World leaders pledge $567M to supply COVID-19 vaccines in developing countries

05 Jun 2020 | News

‘Everyone who needs the vaccine will have access to it,’ Bill Gates tells Gavi fundraiser, as AstraZeneca signs $750M agreement

Bill and Melinda Gates

Bill and Melinda Gates, founders of the Gates foundation. Photo: The Gates Notes, LLC.

Government and business leaders pledged $567 million for a global access programme for COVID-19 vaccines at a virtual summit on Thursday, kick starting the advance market commitment (AMC) initiative being run by Gavi, the vaccine alliance. 

AMC will assist in the distribution of any approved COVID-19 vaccines in low- and middle-income countries. Gavi has set an initial goal of $2 billion for this fund, a figure which it says will enable healthcare workers and vulnerable individuals in developing countries to be immunised, and to build an emergency stockpile.

“This commitment means, when a vaccine [is] discovered, everyone who needs it will have access,” said Bill Gates, the billionaire philanthropist and one of the world’s biggest investors in vaccine research and development.

Many countries fear being stuck at the back of the queue for a COVID-19 vaccine, if and when one comes along, with rich countries at the front.

The new COVID-19 fund is modelled on a similar fund created in 2009 against pneumococcal diseases. In return for a guaranteed price for pneumococcal vaccines they develop, companies entered into binding commitments on production and distribution.
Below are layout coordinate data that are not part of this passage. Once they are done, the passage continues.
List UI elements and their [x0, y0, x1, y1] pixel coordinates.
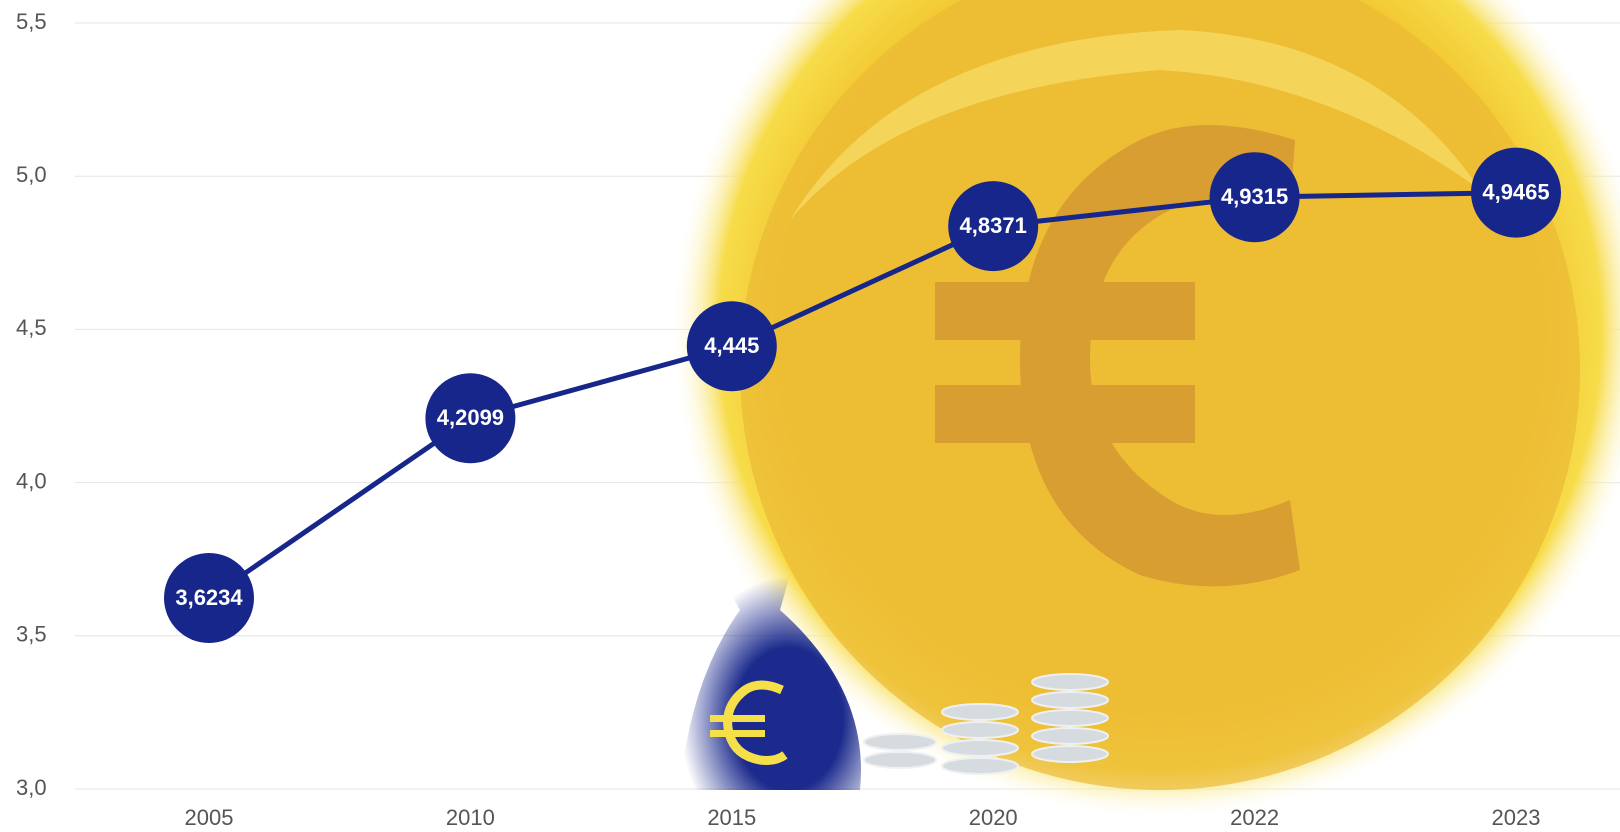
point: [686, 301, 777, 392]
value-label: 4,445: [704, 333, 759, 358]
y-tick-label: 4,5: [16, 315, 47, 340]
value-label: 4,2099: [437, 405, 504, 430]
point: [1209, 152, 1300, 243]
decoration: [670, 0, 1620, 820]
x-tick-label: 2020: [969, 805, 1018, 830]
x-tick-label: 2010: [446, 805, 495, 830]
y-tick-label: 3,5: [16, 622, 47, 647]
y-tick-label: 5,5: [16, 9, 47, 34]
point: [164, 552, 254, 643]
value-label: 4,8371: [960, 213, 1027, 238]
point: [1471, 147, 1561, 238]
y-tick-label: 5,0: [16, 162, 47, 187]
point: [425, 373, 516, 464]
x-tick-label: 2005: [185, 805, 234, 830]
point: [948, 181, 1039, 272]
y-tick-label: 3,0: [16, 775, 47, 800]
value-label: 4,9465: [1482, 179, 1549, 204]
x-tick-label: 2015: [707, 805, 756, 830]
x-tick-label: 2022: [1230, 805, 1279, 830]
value-label: 3,6234: [175, 585, 243, 610]
value-label: 4,9315: [1221, 184, 1288, 209]
x-tick-label: 2023: [1492, 805, 1541, 830]
y-tick-label: 4,0: [16, 468, 47, 493]
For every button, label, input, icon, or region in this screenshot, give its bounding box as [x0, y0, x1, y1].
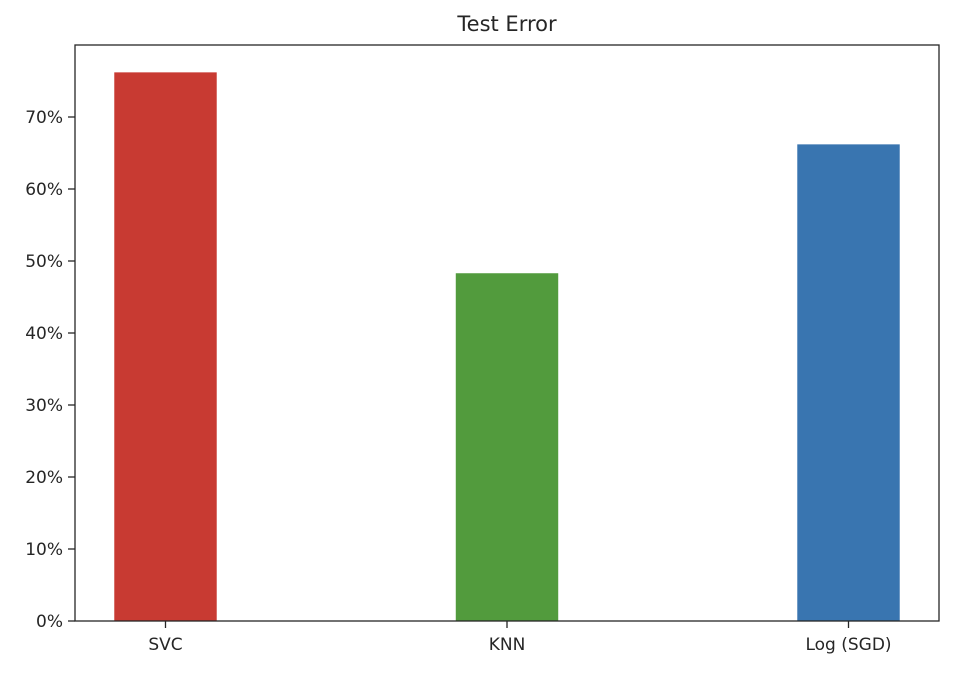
x-tick-label: Log (SGD) — [805, 635, 891, 655]
bar-log-sgd — [797, 144, 900, 622]
y-tick-label: 10% — [25, 540, 63, 560]
plot-frame — [74, 44, 940, 622]
y-tick-label: 20% — [25, 468, 63, 488]
y-tick-label: 70% — [25, 108, 63, 128]
x-axis: SVC KNN Log (SGD) — [148, 621, 892, 655]
x-tick-label: SVC — [148, 635, 182, 655]
y-tick-label: 40% — [25, 324, 63, 344]
y-tick-label: 30% — [25, 396, 63, 416]
y-axis: 0% 10% 20% 30% 40% 50% 60% 70% — [25, 108, 75, 632]
y-tick-label: 0% — [36, 612, 63, 632]
bars-group — [114, 72, 900, 622]
bar-knn — [455, 273, 559, 621]
y-tick-label: 50% — [25, 252, 63, 272]
y-tick-label: 60% — [25, 180, 63, 200]
chart-title: Test Error — [456, 12, 557, 36]
bar-svc — [114, 72, 217, 622]
x-tick-label: KNN — [489, 635, 526, 655]
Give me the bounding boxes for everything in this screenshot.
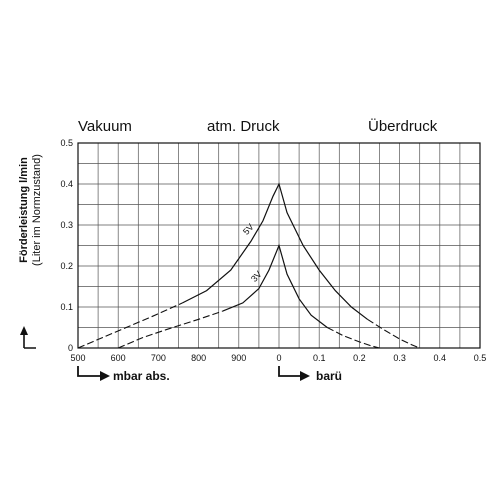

According to Gavi, this fund has ensured that coverage rates for the pneumococcal conjugate vaccine are as high in the developing world as they are in the developed world.

Gavi is “stepping up and saying it’s willing to deliver a COVID-19 vaccine as soon as one is available to end the pandemic as soon as possible,” said Gates. “If we didn’t already have Gavi, we would have to create it just to solve this crisis.”

Under the terms of a $750 million deal, UK pharma company Astrazeneca became the first vaccine manufacturer to sign up to the new mechanism, guaranteeing 300 million doses of the vaccine it is co-developing with Oxford University, with delivery targeted for the end of the year.

AstraZeneca and Oxford said they have “committed to operating on a not-for-profit basis for the duration of the coronavirus pandemic period to enable broad and equitable access, including for low and lower-middle income countries”.

Risk of unravelling gains

Leaders at the summit warned the fight against COVID-19 is a threat to vital immunisation campaigns in some of the poorest countries of the world, with Gavi last week publishing its findings on how coronavirus has diverted health workers from carrying out routine vaccine programmes for diseases like measles, polio and diphtheria.

“The COVID pandemic risks unravelling many of the gains we’ve made in immunisation,” said WHO director general Tedros Ghebreyesus.

“For every life saved from COVID-19, 100 un-immunised kids’ lives could be lost,” said Anne-Marie Trevelyan, UK secretary of state for International Development.

Planned before the coronavirus pandemic, Thursday’s event raised $8.8 billion in total for immunisation programmes around the world from 2021 - 2025.

French president Emmanuel Macron pledged €500 million over the next five years, as well as a further €100 million if an effective COVID-19 vaccine was found, while the European Commission pledged €300 million to Gavi.

The money will go to immunise an additional 300 million children, preventing as many as 7 million deaths.

The UK, which hosted the summit, is Gavi’s largest donor, pledging £330 million per year over the next five years.

Other top donors include the Bill & Melinda Gates Foundation, which pledged an additional $1.6 billion to the organisation it helped establish, and Norway, Germany and the US.